I have been having some fun recently (and I hope you have too) with some of medieval London’s food regulations, and the punishments meted out to those who broke the rules. Before I leave the city and the fourteenth century, let us have a brief look at the cost of some foods at that time.
An Ordinance of the Cooks, ordered by the Mayor and Aldermen of the City of London, during the reign of Richard II in 1378 set down the price for “divers flesh-meat and poultry, as well roasted as baked in pasties.
The best roast pig, for 8d. Best roast goose, 7d. Best roast capon, 6d. Best roast hen, 4d. Best roast pullet, 2 ½ d. Best roast rabbit, 4d. Best roast river mallard [ie wild mallard], 4 ½ d. Best roast dunghill mallard [i.e domesticated mallard], 3 ½ d Best roast teal, 2 ½ d. Best roast snyte [snite] 1 ½ d. Five roast larks, 1 ½ d. Best roast wodecok [woodcock], 2 ½ d. Best roast partridge, 3 ½ d Best roast plover, 2 ½ d. Best roast pheasant 13 d. Best roast curlew, 6 ½ d. Three roast thrushes, 2 d. Ten roast finches, 1 d. Best roast heron, 18 d. Best roast bittern, 20 d. Three roast pigeons, 2 ½ d. Ten eggs, one penny. For the paste, fire, and trouble upon a capon, 1 ½ d. The best capon baked in a pasty, 8d. The best hen baked in a pasty, 5d. The best lamb, roasted, 7d.
There are online tools for converting the cost of goods in historical times to modern equivalents, and they tell me that the roast pig, at 8 pence, translates to about US$19 (a bit under ₤ 12 in Britain.) Of course, this figure needs to be related to wages and buying power etc …. and I am working on finding this out.

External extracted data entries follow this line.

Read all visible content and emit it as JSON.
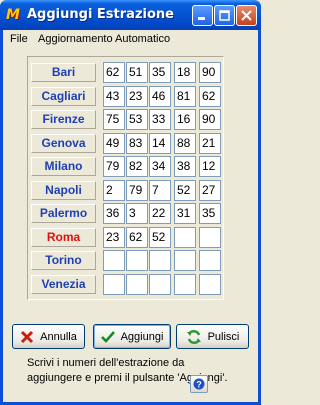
{
  "window": {
    "title": "Aggiungi Estrazione",
    "app_icon_text": "M"
  },
  "menu": [
    "File",
    "Aggiornamento Automatico"
  ],
  "rows": [
    {
      "city": "Bari",
      "numbers": [
        "62",
        "51",
        "35",
        "18",
        "90"
      ]
    },
    {
      "city": "Cagliari",
      "numbers": [
        "43",
        "23",
        "46",
        "81",
        "62"
      ]
    },
    {
      "city": "Firenze",
      "numbers": [
        "75",
        "53",
        "33",
        "16",
        "90"
      ]
    },
    {
      "city": "Genova",
      "numbers": [
        "49",
        "83",
        "14",
        "88",
        "21"
      ]
    },
    {
      "city": "Milano",
      "numbers": [
        "79",
        "82",
        "34",
        "38",
        "12"
      ]
    },
    {
      "city": "Napoli",
      "numbers": [
        "2",
        "79",
        "7",
        "52",
        "27"
      ]
    },
    {
      "city": "Palermo",
      "numbers": [
        "36",
        "3",
        "22",
        "31",
        "35"
      ]
    },
    {
      "city": "Roma",
      "numbers": [
        "23",
        "62",
        "52",
        "",
        ""
      ],
      "active": true
    },
    {
      "city": "Torino",
      "numbers": [
        "",
        "",
        "",
        "",
        ""
      ]
    },
    {
      "city": "Venezia",
      "numbers": [
        "",
        "",
        "",
        "",
        ""
      ]
    }
  ],
  "buttons": {
    "cancel": "Annulla",
    "add": "Aggiungi",
    "clear": "Pulisci"
  },
  "status_text": "Scrivi i numeri dell'estrazione da aggiungere e premi il pulsante 'Aggiungi'.",
  "colors": {
    "city_text": "#1F3FB5",
    "active_city_text": "#E01010",
    "titlebar": "#0553D4"
  },
  "icons": {
    "cancel": "x-icon",
    "add": "check-icon",
    "clear": "refresh-icon",
    "help": "question-icon"
  }
}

As the recipe for the day I cannot give you fourteenth century instructions for roasting a pig or a woodcock or a heron, because they were not necessary at the time. The meat would have been put on a spit in front of the fire and turned until it was done – and “everyone” in the kitchen would have been able to estimate how long that would take. Without stating the obvious, there were no clocks or timers and no thermometers in the kitchen at that time!
From The Forme of Cury, circa 1390, compiled by the Master Cooks of King Richard II, so contemporary with this ordinance, I give you stewed pigeons.
Take peions and stop hem with garlec ypylled and with gode erbes ihewe. and do hem in an erthen pot. cast therto gode broth and whyte grece. Powdour fort. safroun verious & salt.